Anneleen Van Bossuyt, la ministre au-dessus des lois

([Opinions, Politique] 2026-03-01 (De Morgen))


« Je fais ce que je veux. » Voilà comment on pourrait, en quelques mots, résumer la politique d’Anneleen Van Bossuyt, ministre (N-VA) en charge de l’Asile et de la Migration. Un juge la rappelle à l’ordre ? Qu’à cela ne tienne, elle persiste et signe. Sa politique migratoire, qu’elle qualifie elle-même de « la plus rigoureuse jamais menée dans ce pays », donne surtout l’impression qu’elle ignore complètement que les demandeurs d’asile ont, eux aussi, des droits.

Depuis cet été, les demandeurs d’asile ne peuvent plus être accueillis dans notre pays s’ils ont obtenu au préalable une forme de protection dans un autre État membre de l’UE. Alors que font-ils ? Ils dorment dans la rue. Selon Anneleen Van Bossuyt, vu que ces migrants pourraient simplement retourner d’où ils viennent, c’est qu’ils le veulent bien. La ministre oublie un détail plutôt crucial : ces demandeurs d’asile viennent précisément chez nous parce qu’ils dormaient déjà dans la rue dans leur « premier » pays. Qui choisirait de passer la nuit sur un sol glacé par pur plaisir ?

La semaine dernière, la mesure en question a fait l’objet d’une suspension par la Cour constitutionnelle, qui a demandé à la Cour de justice de l’Union européenne si une telle décision était réellement recevable. Dans l’attente de cet avis, Mme Van Bossuyt ne peut refuser l’accueil à ce groupe précis de demandeurs d’asile.

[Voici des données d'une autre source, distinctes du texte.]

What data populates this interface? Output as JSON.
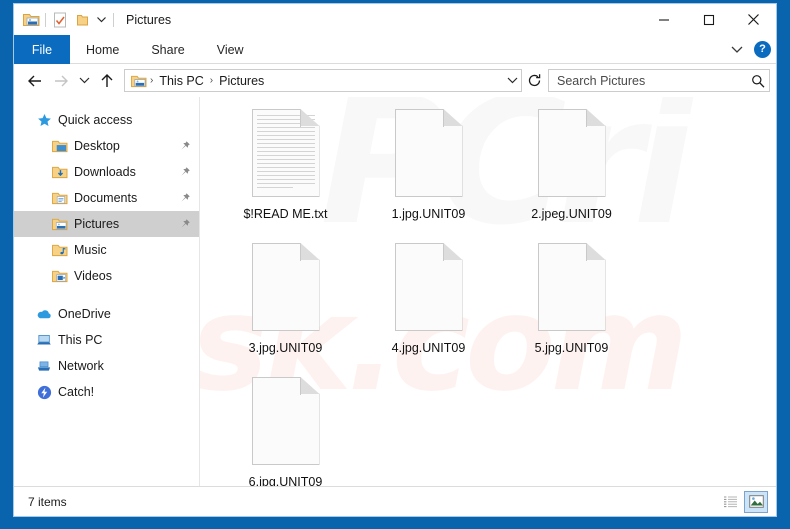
{
  "window": {
    "title": "Pictures",
    "quick_access_toolbar": [
      {
        "name": "folder-properties-icon",
        "label": "Properties"
      },
      {
        "name": "new-folder-icon",
        "label": "New folder"
      }
    ],
    "controls": {
      "minimize": "─",
      "maximize": "□",
      "close": "✕"
    }
  },
  "ribbon": {
    "tabs": [
      {
        "label": "File",
        "active": true
      },
      {
        "label": "Home",
        "active": false
      },
      {
        "label": "Share",
        "active": false
      },
      {
        "label": "View",
        "active": false
      }
    ],
    "collapse_label": "⌄",
    "help_label": "?"
  },
  "addressbar": {
    "back_label": "←",
    "forward_label": "→",
    "recent_label": "⌄",
    "up_label": "↑",
    "crumbs": [
      "This PC",
      "Pictures"
    ],
    "separator": "›",
    "dropdown_label": "⌄",
    "refresh_label": "↻"
  },
  "search": {
    "placeholder": "Search Pictures",
    "value": ""
  },
  "sidebar": {
    "items": [
      {
        "label": "Quick access",
        "icon": "star-icon",
        "level": 0,
        "pinned": false,
        "selected": false
      },
      {
        "label": "Desktop",
        "icon": "desktop-folder-icon",
        "level": 1,
        "pinned": true,
        "selected": false
      },
      {
        "label": "Downloads",
        "icon": "downloads-folder-icon",
        "level": 1,
        "pinned": true,
        "selected": false
      },
      {
        "label": "Documents",
        "icon": "documents-folder-icon",
        "level": 1,
        "pinned": true,
        "selected": false
      },
      {
        "label": "Pictures",
        "icon": "pictures-folder-icon",
        "level": 1,
        "pinned": true,
        "selected": true
      },
      {
        "label": "Music",
        "icon": "music-folder-icon",
        "level": 1,
        "pinned": false,
        "selected": false
      },
      {
        "label": "Videos",
        "icon": "videos-folder-icon",
        "level": 1,
        "pinned": false,
        "selected": false
      },
      {
        "label": "OneDrive",
        "icon": "onedrive-cloud-icon",
        "level": 0,
        "pinned": false,
        "selected": false
      },
      {
        "label": "This PC",
        "icon": "this-pc-icon",
        "level": 0,
        "pinned": false,
        "selected": false
      },
      {
        "label": "Network",
        "icon": "network-icon",
        "level": 0,
        "pinned": false,
        "selected": false
      },
      {
        "label": "Catch!",
        "icon": "catch-app-icon",
        "level": 0,
        "pinned": false,
        "selected": false
      }
    ]
  },
  "files": [
    {
      "name": "$!READ ME.txt",
      "type": "text"
    },
    {
      "name": "1.jpg.UNIT09",
      "type": "blank"
    },
    {
      "name": "2.jpeg.UNIT09",
      "type": "blank"
    },
    {
      "name": "3.jpg.UNIT09",
      "type": "blank"
    },
    {
      "name": "4.jpg.UNIT09",
      "type": "blank"
    },
    {
      "name": "5.jpg.UNIT09",
      "type": "blank"
    },
    {
      "name": "6.jpg.UNIT09",
      "type": "blank"
    }
  ],
  "statusbar": {
    "item_count": "7 items",
    "views": [
      {
        "name": "details-view-button",
        "active": false
      },
      {
        "name": "large-icons-view-button",
        "active": true
      }
    ]
  },
  "watermark": {
    "grey_text": "PCri",
    "pink_text": "risk.com"
  },
  "colors": {
    "frame_blue": "#0a64ad",
    "tab_blue": "#0b6cbf",
    "selection_grey": "#cfcfcf",
    "view_active": "#cce4f7"
  }
}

« Je fais ce que je veux. »

Mais l’intéressée n’en a cure. Même pas une semaine après la décision de la Cour constitutionnelle, un nouvel article de loi est tombé du ciel, qui lui permettrait malgré tout de parvenir à ses fins. Quelle étonnante coïncidence ! Ou peut-être pas : le raisonnement mis en avant par Van Bossuyt pour justifier sa décision avait déjà été utilisé par ses avocats dans la procédure devant la Cour constitutionnelle ; soit précisément celui que l’Europe a été invitée à examiner.

La ministre le sait évidemment très bien. D’ici à ce que cette nouvelle décision soit à son tour bloquée, elle pourra encore un bon moment faire ce qu’elle n’a pas le droit de faire, mais qu’elle veut faire quand même. Il importe d’agir de la sorte, justifie la ministre elle-même, car ces mesures « produisent leurs effets ».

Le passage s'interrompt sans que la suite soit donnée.